A stochastic process has the Markov property if the probabilistic behaviour of the chain in the future depends only on its present value and discards its past behaviour.

The strong Markov property is based on the same concept except that the time, say $T$, that the present refers to is a random quantity with some special properties.

$T$ is called stopping time and it is a random variable taking values in $\{0,1,2,\ldots\}$ such that any value $T=n$ can be determined completely by the values of the chain, $X_0,X_1,\ldots ,X_n$, up to time $n$.

A very simple example is when you throw a coin and you want to stop when you reach $T=n$ heads. $T=n$ is completely determined by the values of the sequence of the previous tosses. Of course, $T$ is random.

The strong Markov property goes as follows. If $T$ is a stopping time, for $m\geq 1$

$$P(X_{T+m}=j\mid X_k=x_k,\;0\leq k <T;\;X_T=i)=P(X_{T+m}=j\mid X_T=i)$$

So conditionally on $X_T=i$ the chain again discards whatever happened previously to time $T$.

In order to determine the(unconditional) probabilistic behaviour of a(homogeneous) Markov chain at time $n$ one needs to know the one step transition matrix and the marginal behaviour of $X$ at a previous time point, call it $t=0$ without loss of generality. ie one should know $P(X_1=j\mid X_0=i)$ and $P(X_0)$.


Here's an intuitive explanation of the strong Markov property, without the formalism:

If you define a random variable describing some aspect of a Markov chain at a given time, it is possible that your definition encodes information about the future of the chain over and above that specified by the transition matrix and previous values. That is, looking into the future is necessary to determine if your random variable's definition is being met. Random variables with the strong Markov property are those which don't do this.

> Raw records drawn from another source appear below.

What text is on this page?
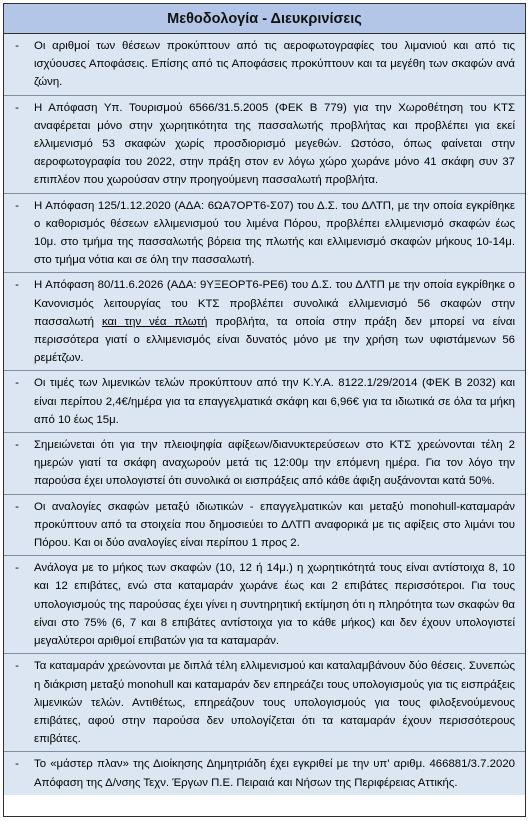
Μεθοδολογία - Διευκρινίσεις
-	Οι αριθμοί των θέσεων προκύπτουν από τις αεροφωτογραφίες του λιμανιού και από τις ισχύουσες Αποφάσεις. Επίσης από τις Αποφάσεις προκύπτουν και τα μεγέθη των σκαφών ανά ζώνη.
-	Η Απόφαση Υπ. Τουρισμού 6566/31.5.2005 (ΦΕΚ Β 779) για την Χωροθέτηση του ΚΤΣ αναφέρεται μόνο στην χωρητικότητα της πασσαλωτής προβλήτας και προβλέπει για εκεί ελλιμενισμό 53 σκαφών χωρίς προσδιορισμό μεγεθών. Ωστόσο, όπως φαίνεται στην αεροφωτογραφία του 2022, στην πράξη στον εν λόγω χώρο χωράνε μόνο 41 σκάφη συν 37 επιπλέον που χωρούσαν στην προηγούμενη πασσαλωτή προβλήτα.
-	Η Απόφαση 125/1.12.2020 (ΑΔΑ: 6ΩΑ7ΟΡΤ6-Σ07) του Δ.Σ. του ΔΛΤΠ, με την οποία εγκρίθηκε ο καθορισμός θέσεων ελλιμενισμού του λιμένα Πόρου, προβλέπει ελλιμενισμό σκαφών έως 10μ. στο τμήμα της πασσαλωτής βόρεια της πλωτής και ελλιμενισμό σκαφών μήκους 10-14μ. στο τμήμα νότια και σε όλη την πασσαλωτή.
-	Η Απόφαση 80/11.6.2026 (ΑΔΑ: 9ΥΞΕΟΡΤ6-ΡΕ6) του Δ.Σ. του ΔΛΤΠ με την οποία εγκρίθηκε ο Κανονισμός λειτουργίας του ΚΤΣ προβλέπει συνολικά ελλιμενισμό 56 σκαφών στην πασσαλωτή και την νέα πλωτή προβλήτα, τα οποία στην πράξη δεν μπορεί να είναι περισσότερα γιατί ο ελλιμενισμός είναι δυνατός μόνο με την χρήση των υφιστάμενων 56 ρεμέτζων.
-	Οι τιμές των λιμενικών τελών προκύπτουν από την Κ.Υ.Α. 8122.1/29/2014 (ΦΕΚ Β 2032) και είναι περίπου 2,4€/ημέρα για τα επαγγελματικά σκάφη και 6,96€ για τα ιδιωτικά σε όλα τα μήκη από 10 έως 15μ.
-	Σημειώνεται ότι για την πλειοψηφία αφίξεων/διανυκτερεύσεων στο ΚΤΣ χρεώνονται τέλη 2 ημερών γιατί τα σκάφη αναχωρούν μετά τις 12:00μ την επόμενη ημέρα. Για τον λόγο την παρούσα έχει υπολογιστεί ότι συνολικά οι εισπράξεις από κάθε άφιξη αυξάνονται κατά 50%.
-	Οι αναλογίες σκαφών μεταξύ ιδιωτικών - επαγγελματικών και μεταξύ monohull-καταμαράν προκύπτουν από τα στοιχεία που δημοσιεύει το ΔΛΤΠ αναφορικά με τις αφίξεις στο λιμάνι του Πόρου. Και οι δύο αναλογίες είναι περίπου 1 προς 2.
-	Ανάλογα με το μήκος των σκαφών (10, 12 ή 14μ.) η χωρητικότητά τους είναι αντίστοιχα 8, 10 και 12 επιβάτες, ενώ στα καταμαράν χωράνε έως και 2 επιβάτες περισσότεροι. Για τους υπολογισμούς της παρούσας έχει γίνει η συντηρητική εκτίμηση ότι η πληρότητα των σκαφών θα είναι στο 75% (6, 7 και 8 επιβάτες αντίστοιχα για το κάθε μήκος) και δεν έχουν υπολογιστεί μεγαλύτεροι αριθμοί επιβατών για τα καταμαράν.
-	Τα καταμαράν χρεώνονται με διπλά τέλη ελλιμενισμού και καταλαμβάνουν δύο θέσεις. Συνεπώς η διάκριση μεταξύ monohull και καταμαράν δεν επηρεάζει τους υπολογισμούς για τις εισπράξεις λιμενικών τελών. Αντιθέτως, επηρεάζουν τους υπολογισμούς για τους φιλοξενούμενους επιβάτες, αφού στην παρούσα δεν υπολογίζεται ότι τα καταμαράν έχουν περισσότερους επιβάτες.
-	Το «μάστερ πλαν» της Διοίκησης Δημητριάδη έχει εγκριθεί με την υπ' αριθμ. 466881/3.7.2020 Απόφαση της Δ/νσης Τεχν. Έργων Π.Ε. Πειραιά και Νήσων της Περιφέρειας Αττικής.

For example, if you have a random walk on the integers, with a bias towards taking positive steps, you can define a random variable as the last time an integer is ever visited by the chain. This encodes information about the future over and above that given by the previous values of the chain and the transition probabilities, namely that you never get back to the integer given in the definition. Such a random variable does not have the strong Markov property.

So with regards to your two questions:

1) The strong Markov property states that after a random variable has been observed which was defined without encoding information about the future, the chain effectively restarts at the observed state. (I'm not sure if this was exactly what you were getting at.)

2) If you define a variable for which the strong Markov property does not hold, and you know it's value, you could use this knowledge to get a better estimate of the future state visitations than if you relied on the transition matrix and current observations alone. The chain is still governed by its transition matrix and you don't need more of them to describe it, but you would have more information than if your variable was strongly Markovian.